Deuxième erreur : confondre le fournisseur d’électricité et le gestionnaire du réseau. Enedis gère les lignes et les compteurs sur 95% du territoire. Les fournisseurs comme EDF ou TotalEnergies vendent l’électricité. Ce sont deux entités distinctes, et un problème de réseau doit être signalé à Enedis, pas au fournisseur commercial.

Troisième erreur : ne pas relever l’index du compteur à la date précise du déménagement. Sans relevé contradictoire, des litiges peuvent surgir sur la facturation entre l’ancien et le nouvel occupant. Ce relevé doit figurer dans l’état des lieux et être transmis aux deux fournisseurs concernés.

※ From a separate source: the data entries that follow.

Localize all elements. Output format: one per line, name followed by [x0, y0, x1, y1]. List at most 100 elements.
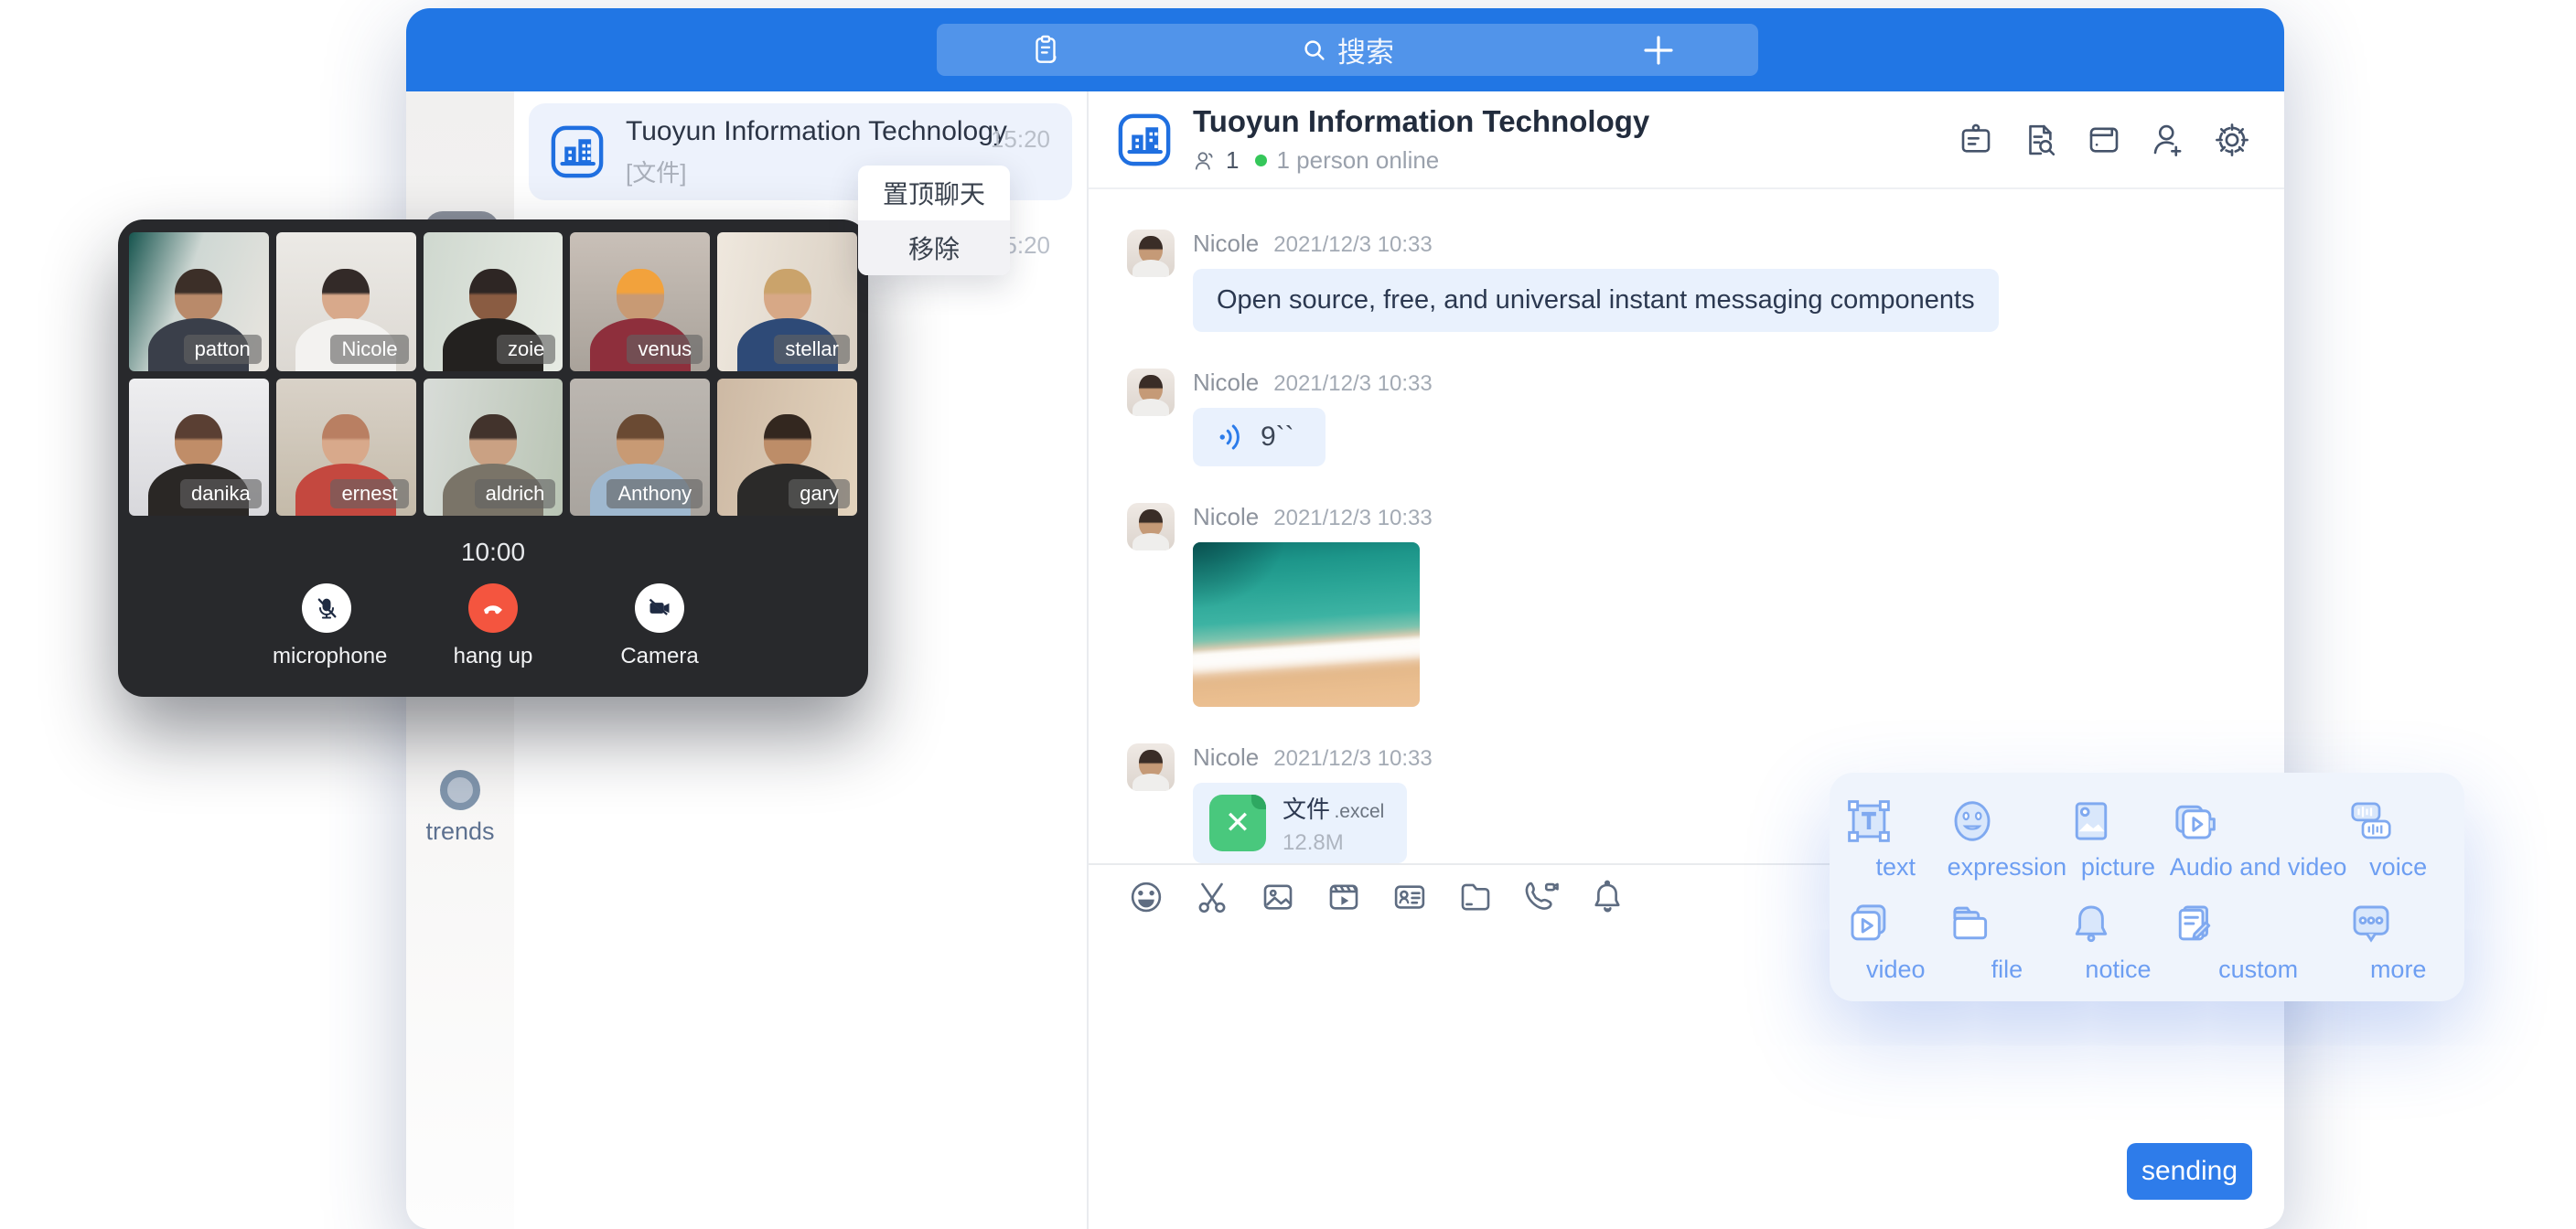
conversation-title: Tuoyun Information Technology — [626, 116, 1007, 147]
online-status: 1 person online — [1276, 146, 1439, 175]
file-extension: .excel — [1334, 801, 1384, 822]
group-file-icon[interactable] — [2085, 121, 2123, 159]
conversation-context-menu: 置顶聊天 移除 — [858, 166, 1010, 275]
message-time: 2021/12/3 10:33 — [1273, 371, 1433, 397]
trends-label: trends — [406, 818, 514, 846]
participant-tile: danika — [129, 379, 269, 516]
group-call-window: patton Nicole zoie venus stellar danika … — [118, 219, 868, 697]
members-icon — [1193, 149, 1217, 173]
menu-item-remove[interactable]: 移除 — [858, 220, 1010, 275]
video-call-icon[interactable] — [1522, 878, 1561, 916]
text-icon — [1844, 796, 1948, 846]
chat-header: Tuoyun Information Technology 1 1 person… — [1089, 91, 2284, 189]
chat-history-search-icon[interactable] — [2021, 121, 2059, 159]
popup-item-notice[interactable]: notice — [2066, 899, 2170, 1001]
picture-icon — [2066, 796, 2170, 846]
participant-tile: stellar — [717, 232, 857, 371]
call-timer: 10:00 — [129, 538, 857, 567]
file-name: 文件 — [1283, 796, 1330, 823]
sender-name: Nicole — [1193, 230, 1259, 258]
emoji-icon[interactable] — [1127, 878, 1165, 916]
sender-name: Nicole — [1193, 503, 1259, 531]
camera-muted-icon — [647, 595, 672, 621]
message-type-popup: text expression picture — [1830, 773, 2464, 1001]
participant-tile: zoie — [424, 232, 564, 371]
participant-name: aldrich — [475, 479, 556, 508]
notice-icon — [2066, 899, 2170, 948]
voice-duration: 9`` — [1261, 422, 1294, 453]
more-icon — [2346, 899, 2450, 948]
text-bubble[interactable]: Open source, free, and universal instant… — [1193, 269, 1999, 332]
message-image: Nicole 2021/12/3 10:33 — [1127, 503, 2284, 707]
audio-video-icon — [2170, 796, 2347, 846]
sender-name: Nicole — [1193, 369, 1259, 397]
sender-avatar[interactable] — [1127, 230, 1175, 277]
popup-item-voice[interactable]: voice — [2346, 796, 2450, 899]
add-member-icon[interactable] — [2149, 121, 2187, 159]
participant-tile: aldrich — [424, 379, 564, 516]
chat-panel: Tuoyun Information Technology 1 1 person… — [1089, 91, 2284, 1229]
settings-gear-icon[interactable] — [2213, 121, 2251, 159]
member-count: 1 — [1226, 146, 1239, 175]
notice-bell-icon[interactable] — [1588, 878, 1626, 916]
send-button[interactable]: sending — [2127, 1143, 2252, 1200]
excel-file-icon: ✕ — [1209, 795, 1266, 851]
participant-tile: patton — [129, 232, 269, 371]
custom-icon — [2170, 899, 2347, 948]
message-text: Nicole 2021/12/3 10:33 Open source, free… — [1127, 230, 2284, 332]
participant-tile: ernest — [276, 379, 416, 516]
add-button[interactable] — [1639, 31, 1678, 69]
screenshot-scissors-icon[interactable] — [1193, 878, 1231, 916]
popup-item-expression[interactable]: expression — [1948, 796, 2067, 899]
message-time: 2021/12/3 10:33 — [1273, 232, 1433, 258]
voice-wave-icon — [1215, 421, 1248, 454]
voice-bubble[interactable]: 9`` — [1193, 408, 1326, 466]
sidebar-item-trends[interactable]: trends — [406, 770, 514, 846]
mic-muted-icon — [314, 595, 339, 621]
sender-avatar[interactable] — [1127, 743, 1175, 791]
picture-icon[interactable] — [1259, 878, 1297, 916]
popup-item-more[interactable]: more — [2346, 899, 2450, 1001]
camera-toggle[interactable]: Camera — [606, 583, 714, 669]
popup-item-file[interactable]: file — [1948, 899, 2067, 1001]
search-bar[interactable]: 搜索 — [937, 24, 1758, 76]
sender-avatar[interactable] — [1127, 369, 1175, 416]
search-placeholder: 搜索 — [1337, 29, 1394, 70]
popup-item-picture[interactable]: picture — [2066, 796, 2170, 899]
assistant-clipboard-icon[interactable] — [1028, 33, 1063, 68]
image-attachment-beach[interactable] — [1193, 542, 1420, 707]
popup-item-video[interactable]: video — [1844, 899, 1948, 1001]
voice-icon — [2346, 796, 2450, 846]
menu-item-pin-chat[interactable]: 置顶聊天 — [858, 166, 1010, 220]
participant-name: Anthony — [606, 479, 703, 508]
conversation-time: 15:20 — [991, 125, 1050, 154]
hang-up-icon — [479, 594, 507, 622]
participant-tile: Anthony — [570, 379, 710, 516]
participant-tile: gary — [717, 379, 857, 516]
control-label: microphone — [273, 644, 381, 669]
sender-avatar[interactable] — [1127, 503, 1175, 550]
file-attachment[interactable]: ✕ 文件 .excel 12.8M — [1193, 783, 1407, 863]
participant-name: venus — [627, 335, 703, 364]
search-icon — [1301, 37, 1328, 64]
group-notice-icon[interactable] — [1957, 121, 1995, 159]
video-clip-icon[interactable] — [1325, 878, 1363, 916]
hang-up-button[interactable]: hang up — [439, 583, 547, 669]
file-folder-icon[interactable] — [1456, 878, 1495, 916]
popup-item-text[interactable]: text — [1844, 796, 1948, 899]
participant-name: danika — [180, 479, 262, 508]
microphone-toggle[interactable]: microphone — [273, 583, 381, 669]
contact-card-icon[interactable] — [1390, 878, 1429, 916]
participant-tile: Nicole — [276, 232, 416, 371]
expression-icon — [1948, 796, 2067, 846]
online-dot — [1255, 155, 1267, 166]
control-label: Camera — [606, 644, 714, 669]
popup-item-custom[interactable]: custom — [2170, 899, 2347, 1001]
file-size: 12.8M — [1283, 830, 1384, 856]
company-avatar-icon — [1114, 110, 1175, 170]
video-icon — [1844, 899, 1948, 948]
chat-title: Tuoyun Information Technology — [1193, 104, 1649, 139]
file-icon — [1948, 899, 2067, 948]
sender-name: Nicole — [1193, 743, 1259, 772]
popup-item-audio-video[interactable]: Audio and video — [2170, 796, 2347, 899]
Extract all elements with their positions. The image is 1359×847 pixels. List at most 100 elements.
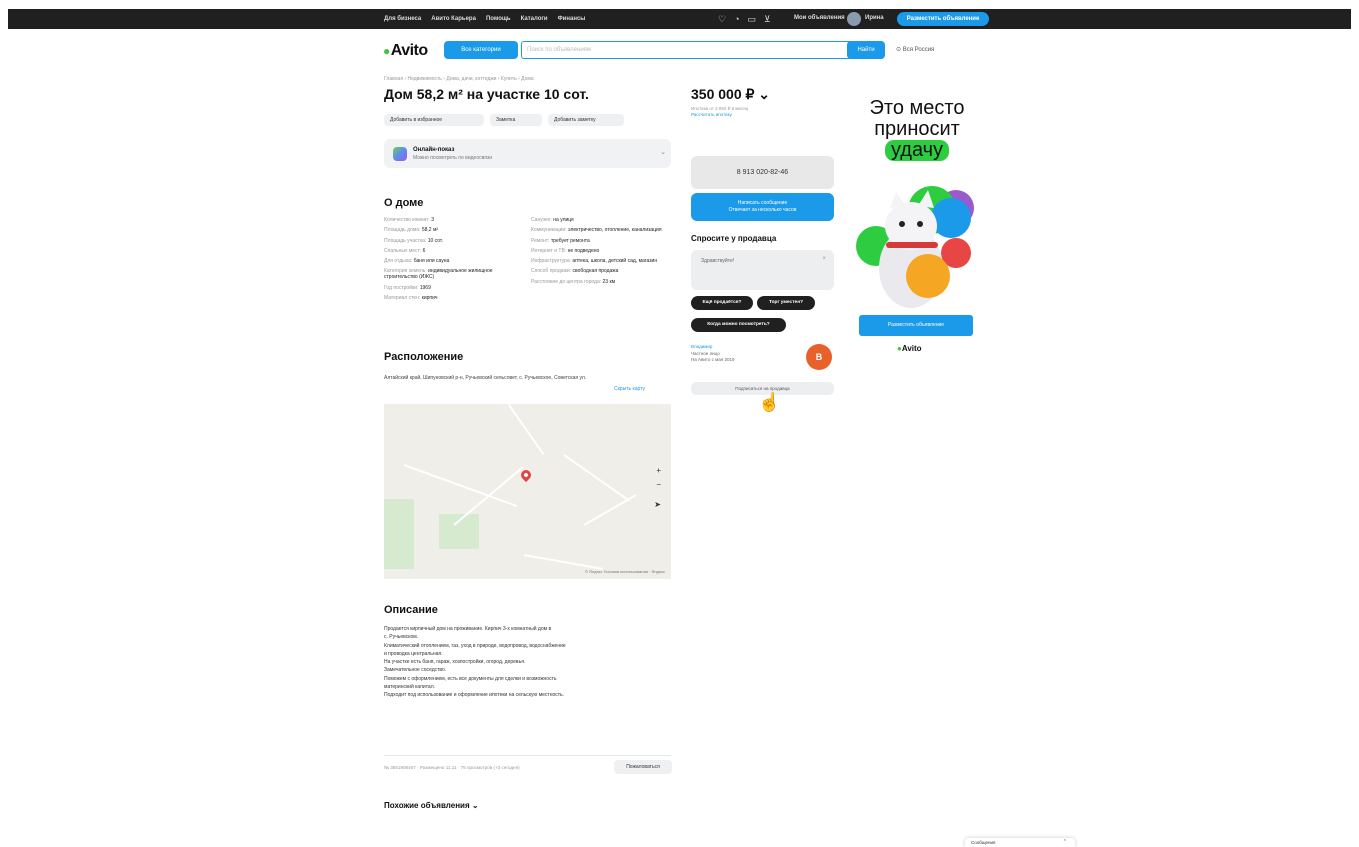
zoom-out-button[interactable]: − xyxy=(656,480,661,489)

Quatrième erreur : souscrire dans l’urgence sans comparer. Certains fournisseurs proposent des offres de bienvenue attractives qui masquent un tarif plus élevé après la période promotionnelle. Lire les conditions générales de vente, notamment les clauses de révision tarifaire, évite les mauvaises surprises six mois après l’emménagement.

Ce que le déménagement révèle sur vos habitudes de consommation

Un changement de logement est aussi l’occasion de faire un bilan énergétique. Le diagnostic de performance énergétique (DPE) du nouveau bien donne une première indication sur sa consommation prévisionnelle. Un logement classé F ou G consommera bien plus qu’un logement classé B ou C, ce qui doit orienter le choix du type de contrat et de la puissance souscrite.

Les compteurs Linky, désormais installés dans la grande majorité des foyers français, permettent de suivre sa consommation en temps réel via une application dédiée. Activer ce suivi dès l’installation dans le nouveau logement aide à détecter rapidement les postes de consommation excessive : chauffe-eau mal réglé, radiateurs laissés allumés dans les pièces inoccupées, appareils en veille prolongée.

Les offres à heures pleines/heures creuses peuvent générer des économies substantielles si les habitudes de vie permettent de décaler certaines utilisations (lave-linge, lave-vaisselle, recharge de véhicule électrique) vers les plages horaires moins chères, généralement la nuit entre 22h et 6h. Ce n’est pas adapté à tous les modes de vie, mais cela vaut la peine d’y réfléchir avant de signer.

Prendre le temps de choisir son contrat d’électricité lors d’un déménagement, c’est traiter son budget énergie comme un vrai poste de dépense à piloter, pas comme une fatalité subie. Avec des prix qui ont progressé ces dernières années et des offres du marché qui se diversifient, cette démarche n’a jamais été aussi pertinente.